Hi Gheorghe,
Thanks for reading my essay and as well the journal paper which was the basis of the first part of the essay.
In regard to your question " Is the measurement of the Unruh versus Hawking temperature and correlations that you describe in any way different from the situation described above?"
My contention is that it is different. The Unruh-DeWitt allows one to make local measurements of the temperature and transition rate. The physical picture I like to keep in mind for the UD detector is an electron in a magnetic field. This has two states and one can measure the rate at which the upper state gets excited in a particular space-time (e.g. Schwarzschild) or for a particular space-time path (Rindler observer). The conceptual reason for why the local measurement with an UD detector can obtain global information about the space-time or space-time path is that its transition rate depends on the field modes which depend on the global structure of the space-time or space-time path. Also QM in general has non-local features (such as entanglement) and the EP is local.
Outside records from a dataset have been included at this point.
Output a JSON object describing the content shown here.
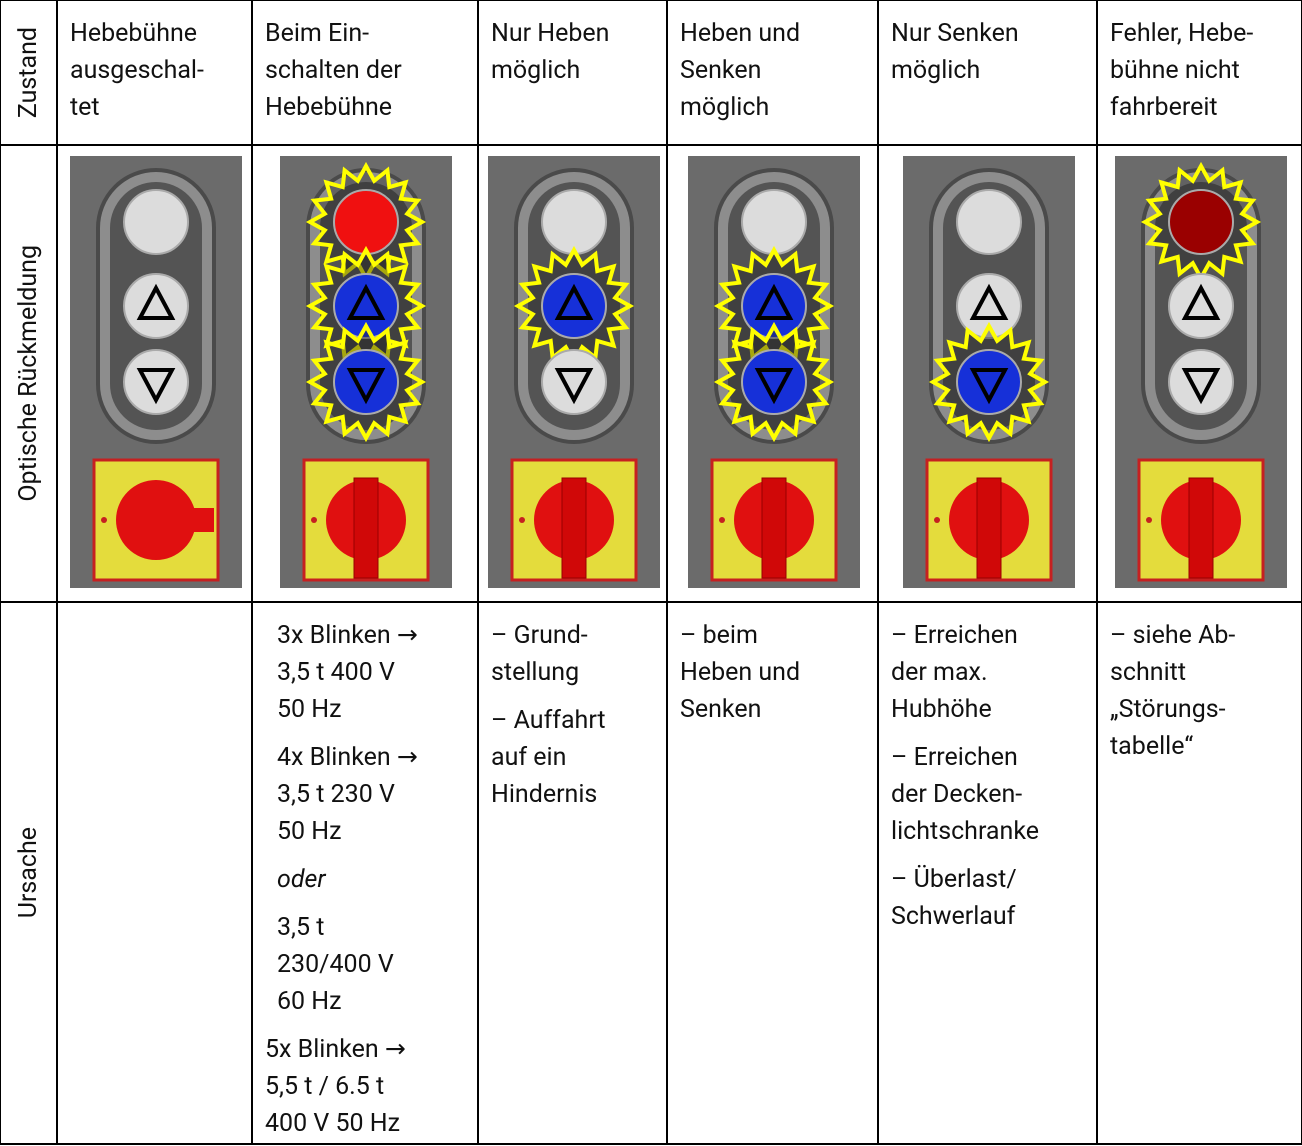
{
  "row_labels": [
    "Zustand",
    "Optische Rückmeldung",
    "Ursache"
  ],
  "zustand": [
    [
      "Hebebühne",
      "ausgeschal-",
      "tet"
    ],
    [
      "Beim Ein-",
      "schalten der",
      "Hebebühne"
    ],
    [
      "Nur Heben",
      "möglich"
    ],
    [
      "Heben und",
      "Senken",
      "möglich"
    ],
    [
      "Nur Senken",
      "möglich"
    ],
    [
      "Fehler, Hebe-",
      "bühne nicht",
      "fahrbereit"
    ]
  ],
  "ursache": [
    [],
    [
      [
        "3x Blinken →",
        "3,5 t 400 V",
        "50 Hz"
      ],
      [
        "4x Blinken →",
        "3,5 t 230 V",
        "50 Hz"
      ],
      [
        "oder"
      ],
      [
        "3,5 t",
        "230/400 V",
        "60 Hz"
      ],
      [
        "5x Blinken →",
        "5,5 t / 6.5 t",
        "400 V 50 Hz"
      ]
    ],
    [
      [
        "– Grund-",
        "stellung"
      ],
      [
        "– Auffahrt",
        "auf ein",
        "Hindernis"
      ]
    ],
    [
      [
        "– beim",
        "Heben und",
        "Senken"
      ]
    ],
    [
      [
        "– Erreichen",
        "der max.",
        "Hubhöhe"
      ],
      [
        "– Erreichen",
        "der Decken-",
        "lichtschranke"
      ],
      [
        "– Überlast/",
        "Schwerlauf"
      ]
    ],
    [
      [
        "– siehe Ab-",
        "schnitt",
        "„Störungs-",
        "tabelle“"
      ]
    ]
  ]
}
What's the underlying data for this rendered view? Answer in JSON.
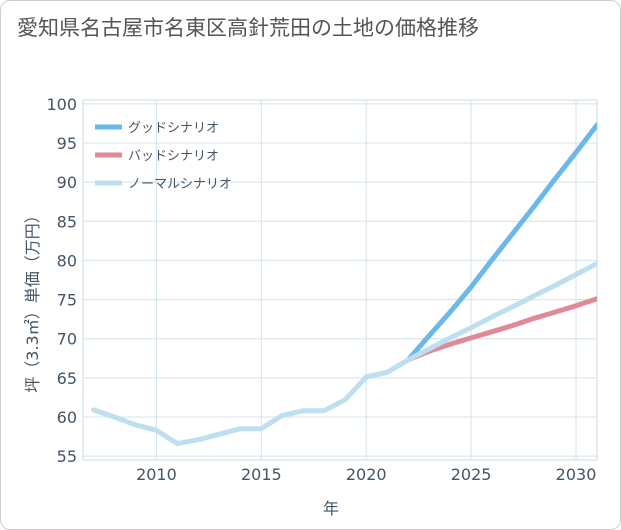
{
  "page": {
    "title": "愛知県名古屋市名東区高針荒田の土地の価格推移"
  },
  "chart_data": {
    "type": "line",
    "title": "愛知県名古屋市名東区高針荒田の土地の価格推移",
    "xlabel": "年",
    "ylabel": "坪（3.3㎡）単価（万円）",
    "xlim": [
      2006.5,
      2031
    ],
    "ylim": [
      54.5,
      100.5
    ],
    "x_ticks": [
      2010,
      2015,
      2020,
      2025,
      2030
    ],
    "y_ticks": [
      55,
      60,
      65,
      70,
      75,
      80,
      85,
      90,
      95,
      100
    ],
    "grid": true,
    "legend_position": "top-left",
    "series": [
      {
        "name": "グッドシナリオ",
        "color": "#6cb8ea",
        "x": [
          2022,
          2023,
          2024,
          2025,
          2026,
          2027,
          2028,
          2029,
          2030,
          2031
        ],
        "y": [
          67.3,
          70.4,
          73.4,
          76.6,
          80.1,
          83.5,
          86.9,
          90.4,
          93.8,
          97.3
        ]
      },
      {
        "name": "バッドシナリオ",
        "color": "#e08a96",
        "x": [
          2022,
          2023,
          2024,
          2025,
          2026,
          2027,
          2028,
          2029,
          2030,
          2031
        ],
        "y": [
          67.3,
          68.4,
          69.3,
          70.1,
          70.9,
          71.7,
          72.6,
          73.4,
          74.2,
          75.1
        ]
      },
      {
        "name": "ノーマルシナリオ",
        "color": "#bddff0",
        "x": [
          2007,
          2008,
          2009,
          2010,
          2011,
          2012,
          2013,
          2014,
          2015,
          2016,
          2017,
          2018,
          2019,
          2020,
          2021,
          2022,
          2023,
          2024,
          2025,
          2026,
          2027,
          2028,
          2029,
          2030,
          2031
        ],
        "y": [
          60.9,
          60.0,
          59.0,
          58.3,
          56.6,
          57.1,
          57.8,
          58.5,
          58.5,
          60.2,
          60.8,
          60.8,
          62.2,
          65.1,
          65.7,
          67.3,
          68.7,
          70.1,
          71.4,
          72.8,
          74.1,
          75.5,
          76.8,
          78.2,
          79.6
        ]
      }
    ]
  }
}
The question of shielding the radiation is interesting and I have not fully understood this. Certainly, under normal circumstances, one can shield the UD detector from Hawking radiation (By "under normal conditions" I mean at all points in the BH evaporation process except at the very end when it will emit gamma rays of increasingly high energy and short wavelength. At some point the wavelengths of the gamma ray photons emitted by the small BH will be much smaller than the interatomic spacing and it will not be possible to shield them).
On the other hand I am not sure if it is at all possible to shield an UD detector from Unruh radiation.